Giovanni Jimalison : L’engagement au pluriel!
23 mai 2025
Dans un coin reculé d’Ambatolampy, à Haras, naît Giovanni, un garçon que la vie n’a pas épargné. Fils d’une mère célibataire, il grandit sans figure paternelle, au rythme des saisons agricoles et des combats judiciaires pour une terre familiale engloutie par la bureaucratie. Loin d’un conte de fées, son quotidien est fait de sacrifices silencieux : vendre des glaces pour payer des cours de maths, travailler la terre à midi au lieu de manger, être expulsé plusieurs fois d’écoles faute de moyens.
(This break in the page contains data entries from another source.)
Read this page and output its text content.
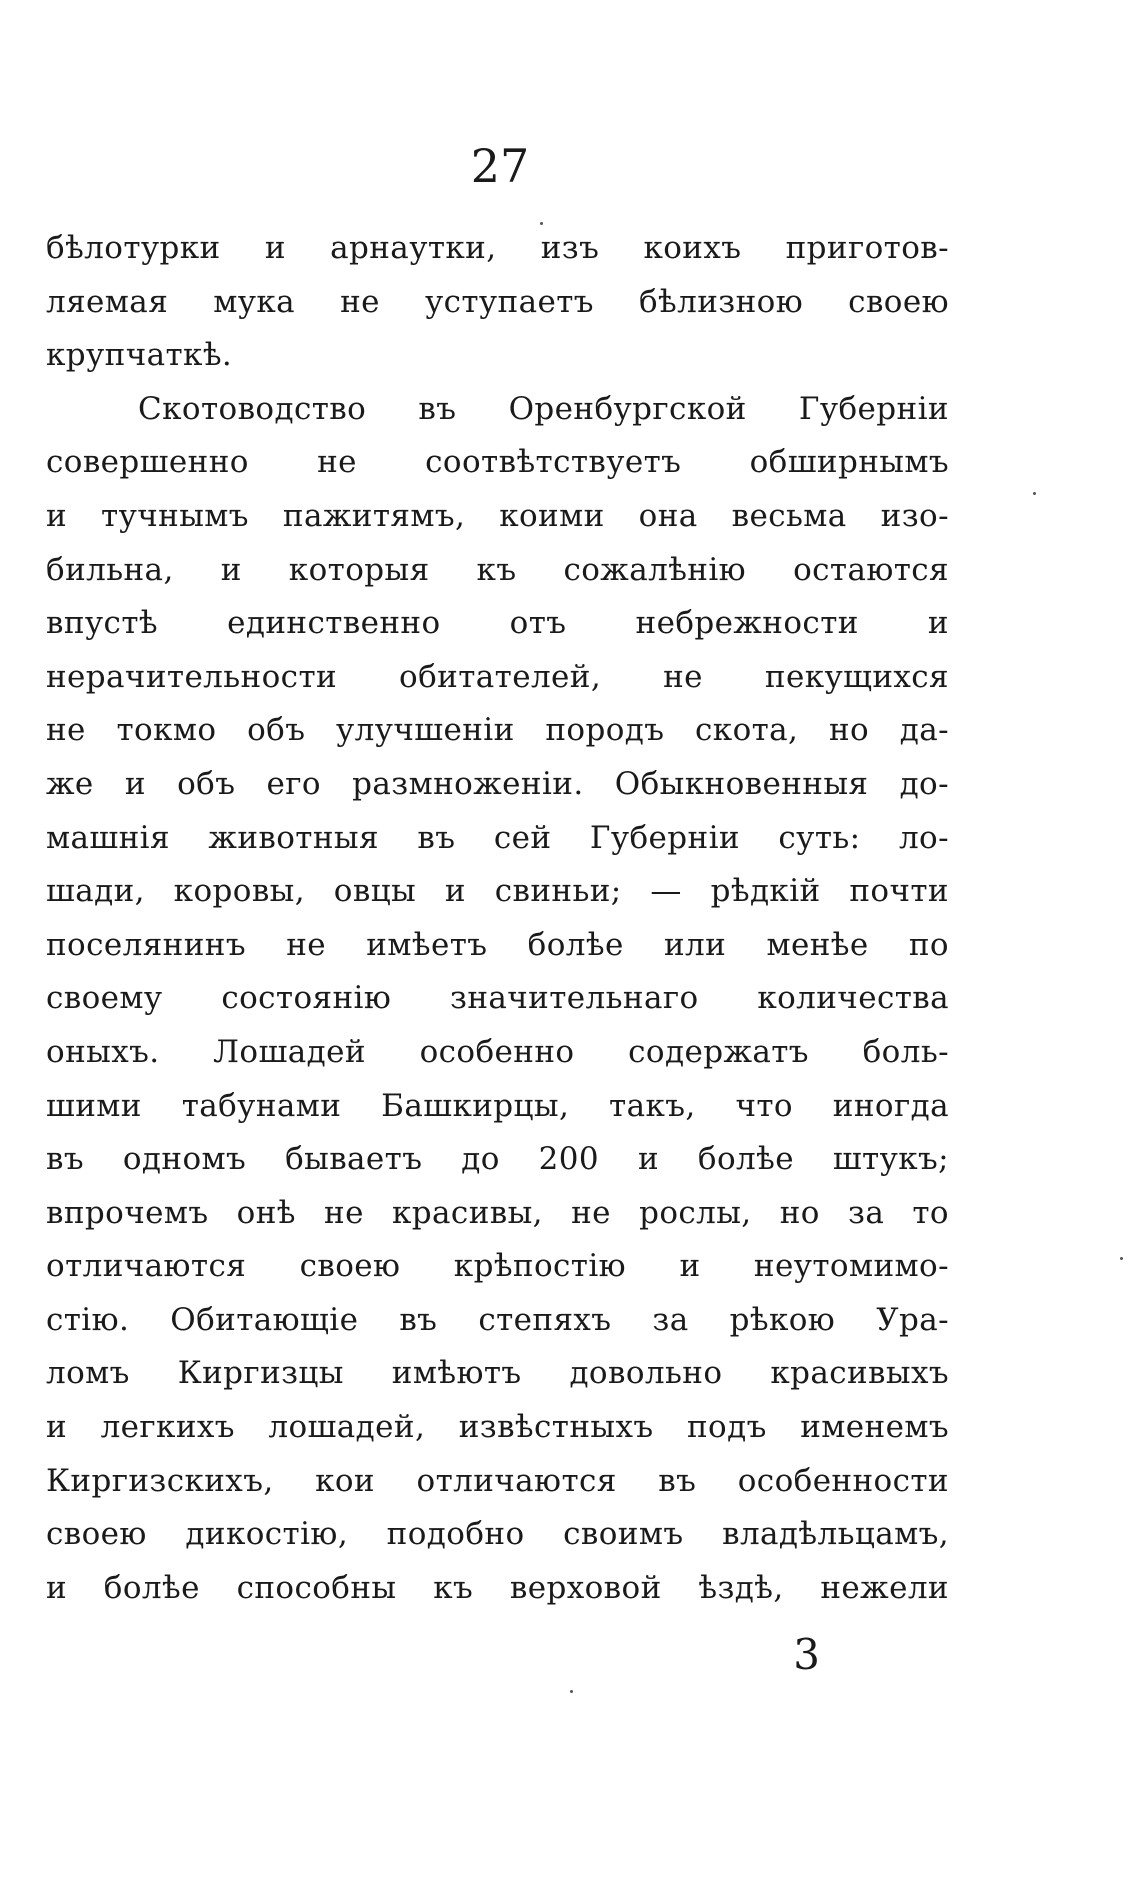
27
бѣлотурки и арнаутки, изъ коихъ приготов-
ляемая мука не уступаетъ бѣлизною своею
крупчаткѣ.
Скотоводство въ Оренбургской Губерніи
совершенно не соотвѣтствуетъ обширнымъ
и тучнымъ пажитямъ, коими она весьма изо-
бильна, и которыя къ сожалѣнію остаются
впустѣ единственно отъ небрежности и
нерачительности обитателей, не пекущихся
не токмо объ улучшеніи породъ скота, но да-
же и объ его размноженіи. Обыкновенныя до-
машнія животныя въ сей Губерніи суть: ло-
шади, коровы, овцы и свиньи; — рѣдкій почти
поселянинъ не имѣетъ болѣе или менѣе по
своему состоянію значительнаго количества
оныхъ. Лошадей особенно содержатъ боль-
шими табунами Башкирцы, такъ, что иногда
въ одномъ бываетъ до 200 и болѣе штукъ;
впрочемъ онѣ не красивы, не рослы, но за то
отличаются своею крѣпостію и неутомимо-
стію. Обитающіе въ степяхъ за рѣкою Ура-
ломъ Киргизцы имѣютъ довольно красивыхъ
и легкихъ лошадей, извѣстныхъ подъ именемъ
Киргизскихъ, кои отличаются въ особенности
своею дикостію, подобно своимъ владѣльцамъ,
и болѣе способны къ верховой ѣздѣ, нежели
3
Et au milieu de tout cela, l’école devient parfois un enfer, rythmée par les moqueries, les coups et les silences.
Mais au cœur de cette tempête, une flamme : celle que sa mère, militante de terrain et femme résiliente, a allumée en lui. Elle lui transmet bien plus qu’une éducation : une vision. Celle où l’injustice n’est pas une fatalité, mais un moteur pour construire.
Son premier terrain d’action ? Les jeunes. Ceux qu’on n’écoute pas. Ceux qui, comme lui, connaissent l’exclusion, la faim, la violence. Il commence à sensibiliser, à former, à parler. Dans les prisons pour mineurs, les écoles, les quartiers. Il utilise sa voix, parce qu’il sait ce que c’est de ne pas être entendu.
IRF TANORA : la bascule intérieure
Le véritable tournant survient en avril 2024, lorsqu’il intègre la formation du projet IRF TANORA, une initiative portée par le PNUD Madagascar, l’UNICEF et l’UNFPA, sous l'égide du Ministère de la Jeunesse, avec le soutien du Fonds pour la Consolidation de la Paix (PBF). Le projet vise à outiller la jeunesse malagasy pour devenir des bâtisseurs de paix et de gouvernance inclusive.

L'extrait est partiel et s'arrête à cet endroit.